La grossophobie
C’est une des plus récentes phobies à s’inscrire dans la rectitude politique actuelle. L’humoriste Martin Matte vient de subir un choc qu’on appelle anthropologique. La réaction à sa publicité de Maxi, où il s’est transformé en gros entouré de produits québécois, a été quasi instantanée.
Pour Anorexie et Boulimie Québec, que cite hier ma consoeur Sophie Durocher, « cette publicité pourrait avoir un impact sur la détresse psychologique, la honte et la culpabilité en raison des messages véhiculés ». Pas étonnant que Maxi (au nom prémonitoire) ait retiré sa pub surle-champ.

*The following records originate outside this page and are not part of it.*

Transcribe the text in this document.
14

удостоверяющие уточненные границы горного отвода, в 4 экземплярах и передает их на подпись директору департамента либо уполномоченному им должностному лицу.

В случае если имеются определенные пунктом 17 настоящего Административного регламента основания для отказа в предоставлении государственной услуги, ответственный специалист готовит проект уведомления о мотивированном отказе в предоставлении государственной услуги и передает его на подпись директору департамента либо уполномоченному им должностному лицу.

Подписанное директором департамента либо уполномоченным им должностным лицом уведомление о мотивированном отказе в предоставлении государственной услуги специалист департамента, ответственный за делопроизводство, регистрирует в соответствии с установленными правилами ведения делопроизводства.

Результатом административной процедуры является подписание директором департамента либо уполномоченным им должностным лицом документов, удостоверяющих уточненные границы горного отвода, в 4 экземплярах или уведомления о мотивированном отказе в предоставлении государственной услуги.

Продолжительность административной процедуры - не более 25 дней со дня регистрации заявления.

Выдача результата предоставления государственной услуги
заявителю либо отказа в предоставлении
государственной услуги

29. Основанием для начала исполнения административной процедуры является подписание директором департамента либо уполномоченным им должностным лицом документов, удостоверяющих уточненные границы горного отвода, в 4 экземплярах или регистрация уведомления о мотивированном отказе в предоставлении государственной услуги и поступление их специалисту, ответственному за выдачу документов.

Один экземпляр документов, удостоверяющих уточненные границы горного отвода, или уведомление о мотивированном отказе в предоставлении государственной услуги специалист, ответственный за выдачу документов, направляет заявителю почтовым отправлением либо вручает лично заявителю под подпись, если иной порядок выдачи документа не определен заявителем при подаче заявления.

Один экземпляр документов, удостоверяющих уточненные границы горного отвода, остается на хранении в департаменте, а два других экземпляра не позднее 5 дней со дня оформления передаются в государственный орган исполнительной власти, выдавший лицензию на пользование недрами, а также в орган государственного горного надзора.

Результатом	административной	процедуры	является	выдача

Le geste se comprend de la part d’une entreprise d’alimentation qui voit gros. Mais il n’en constitue pas moins un geste de censure de plus dans une période particulièrement préoccupante de violation, nécessaire à court terme, de droits de la personne.
Tout ce qui est différent peut être discriminé même s’il ne devrait pas l’être selon les uns et les autres. Mais il existe une discrimination contre laquelle aucune charte des droits ne peut s’appliquer : celle concernant la beauté physique. Chez les hommes et les femmes, d’ailleurs.
Les belles femmes considérées comme telles démarrent dans la vie avec un avantage imparable. Mais ce trait physique ne mène ni au bonheur, ni à l’amour, ni à la réussite professionnelle, s’il ne se double pas de qualités plus personnelles et intérieures.
HYPOCRISIE
On peut également rire des belles. « Beautiful but dumb », disent les Anglais d’une belle femme qui a l’air stupide. Il faut regarder les couples dans la rue pour remarquer que si les hommes sont attirés par les « belles », lorsqu’il s’agit de choisir une compagne pour la vie, d’autres critères prennent à l’évidence le dessus.
Il y a une hypocrisie qui se terre derrière le discours de ceux qui, au nom de la rectitude politique, se portent à la défense systématique des femmes, des obèses, des LGBTQ+, des handicapés, bref de victimes de tous genres.
Que cela plaise ou non, la différence dérange et surprend, et ceux qui prétendent n’avoir aucun préjugé sont de fieffés menteurs. Il existe des valeurs personnelles et collectives qui permettent aux humains de résister aux réflexes primitifs, claniques, raciaux et sexuels pour adopter une vision universelle et respectueuse des différences.
NUANCE ESSENTIELLE
Et l’humour n’existe pas sans l’esprit. D’ailleurs, avant la multiplication vertigineuse au Québec d’humoristes de tout acabit, on disait de quelqu’un qui pratiquait cet art vital pour le moral qu’il avait beaucoup d’esprit.
Dans cette perspective, les humains ne sont pas à l’abri d’être objet du rire. C’est dans l’intention que la nuance est essentielle. La méchanceté et la cruauté volontaires ne devraient pas être du matériel humoristique au premier degré. Mais il n’y a pas que les gros qui peuvent rire des gros, des femmes pour rire des femmes, les gais pour rire des gais. Les homosexuels qui se moquent des femmes peuvent être hilarants de même que les Noirs à l’endroit des Blancs. Et ces derniers peuvent se moquer des Français. Tout est affaire d’esprit, d’empathie, d’ouverture. Et l’autodérision devrait être l’affaire de tous. Pour nous faire rire en choeur, de bon coeur.
Il vaut mieux en rire qu’en pleurer.